Caltech BioHub

The Caltech BioHub: Unified access to diverse bioinformatics datasets

The number and diversity of bioinformatics data sources, as well as their ever-increasing sizes, pose numerous challenges to investigators wanting to perform integrative data analyses in their research. The need to combine myriad data sources, formats and qualities ranging from well-vetted annotations to mere hypotheses often impedes such efforts.

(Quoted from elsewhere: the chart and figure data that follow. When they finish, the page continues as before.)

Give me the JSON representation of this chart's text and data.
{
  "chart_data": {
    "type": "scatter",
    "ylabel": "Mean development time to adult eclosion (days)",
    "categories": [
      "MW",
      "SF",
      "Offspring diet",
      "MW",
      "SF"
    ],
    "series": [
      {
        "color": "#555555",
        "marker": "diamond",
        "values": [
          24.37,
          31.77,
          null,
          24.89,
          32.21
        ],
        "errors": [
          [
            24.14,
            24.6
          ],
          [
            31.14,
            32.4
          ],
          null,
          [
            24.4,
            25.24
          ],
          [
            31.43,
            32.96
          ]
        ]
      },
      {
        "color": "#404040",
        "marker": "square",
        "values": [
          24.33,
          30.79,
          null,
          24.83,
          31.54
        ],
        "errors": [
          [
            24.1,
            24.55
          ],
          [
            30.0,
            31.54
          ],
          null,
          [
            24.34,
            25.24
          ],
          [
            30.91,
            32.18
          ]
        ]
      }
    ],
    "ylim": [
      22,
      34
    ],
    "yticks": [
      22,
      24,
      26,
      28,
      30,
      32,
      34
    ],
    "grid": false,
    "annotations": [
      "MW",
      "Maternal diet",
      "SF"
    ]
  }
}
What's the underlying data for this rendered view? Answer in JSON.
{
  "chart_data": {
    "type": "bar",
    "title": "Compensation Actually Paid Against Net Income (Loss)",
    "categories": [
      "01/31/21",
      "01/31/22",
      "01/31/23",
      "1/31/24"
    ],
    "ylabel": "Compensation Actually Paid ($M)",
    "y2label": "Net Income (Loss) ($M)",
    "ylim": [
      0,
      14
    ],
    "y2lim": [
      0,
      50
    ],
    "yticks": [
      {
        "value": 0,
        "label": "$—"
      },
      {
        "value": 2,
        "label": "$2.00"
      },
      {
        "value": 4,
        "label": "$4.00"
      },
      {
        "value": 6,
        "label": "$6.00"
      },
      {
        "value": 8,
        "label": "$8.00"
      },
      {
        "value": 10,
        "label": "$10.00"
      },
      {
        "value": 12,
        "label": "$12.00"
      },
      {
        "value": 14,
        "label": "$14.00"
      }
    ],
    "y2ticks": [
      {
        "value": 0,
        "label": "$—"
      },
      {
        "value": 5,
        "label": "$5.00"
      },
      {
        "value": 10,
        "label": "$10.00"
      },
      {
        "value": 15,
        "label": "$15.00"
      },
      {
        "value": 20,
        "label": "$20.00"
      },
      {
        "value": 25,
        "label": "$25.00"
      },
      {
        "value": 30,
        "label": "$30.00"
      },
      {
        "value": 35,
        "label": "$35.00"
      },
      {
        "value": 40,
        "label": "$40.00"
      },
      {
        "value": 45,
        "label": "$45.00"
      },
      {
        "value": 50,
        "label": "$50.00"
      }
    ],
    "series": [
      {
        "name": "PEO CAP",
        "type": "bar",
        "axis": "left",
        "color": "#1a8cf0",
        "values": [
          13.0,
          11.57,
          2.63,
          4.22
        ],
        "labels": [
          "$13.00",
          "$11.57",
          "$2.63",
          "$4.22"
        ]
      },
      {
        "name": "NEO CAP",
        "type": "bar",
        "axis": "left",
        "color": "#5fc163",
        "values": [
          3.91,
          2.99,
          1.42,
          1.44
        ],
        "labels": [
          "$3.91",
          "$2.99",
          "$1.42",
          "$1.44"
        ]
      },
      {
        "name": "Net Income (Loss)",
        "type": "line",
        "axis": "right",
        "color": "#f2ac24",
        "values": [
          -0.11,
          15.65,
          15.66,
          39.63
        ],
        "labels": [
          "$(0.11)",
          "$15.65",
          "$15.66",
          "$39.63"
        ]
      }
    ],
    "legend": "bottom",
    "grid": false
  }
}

The BioHub is a relational database and Python API developed at Caltech that manages associations between numerous genomic-sequence-based and transcript-based datasets in order to provide centralized query services and uniform data access. The Biohub was designed to permit biologists to draw on and combine many disparate data sources for integrative analyses such as gene network modeling. The central feature in Biohub design is the Sequence Registry which relates diverse data and annotations to individual genomic sequence features - usually genes. Key BioHub design features include:

Maintains associations between transcript-based results (microarray, ChIP-array, and in situ expression) and genomic-sequence-based results (sequence annotations, motif instances, conserved elements)
Sequence Registry provides unique IDs for a variety of annotations to build stable associations to peripheral data stores, e.g. Rosetta Resolver, GeneX, sequence annotation databases, motif databases, conserved element collections, probe libraries, etc.
Query entry-points and results are based on common representations for genes, probes, expression data, motifs and other annotations, all designed to be integrated and analyzed together, e.g. in the PyMLX CompClust environment
Offers a rich collection of sequence operations, e.g. BLAST, BLAT and regular expression searches, contains/is-contained-in queries, and neighborhood searches, for any specific (or all) sequence types
Permits transient, hypothetical annotations to be registered to support an individual's integrative analyses but hidden from default query results until they are promoted (or easily removed)
Automated import of genomes (as assemblies or contigs) including construction of blast and blat databases
New genome build releases trigger updates so that transcript and sequence locations can be tracked across multiple builds
Supports broad queries, e.g. "For gene X, get me all Mm and Hs expression data, and all upstream motifs that are conserved in both species"

The poster presented at PSB 2004 described the status of the current BioHub prototype, demonstrated the ways it has been used to date (e.g. in assessing the quality of oligonucleotide probe libraries, for identifying common regulatory elements, etc.), and described design plans for future BioHub development.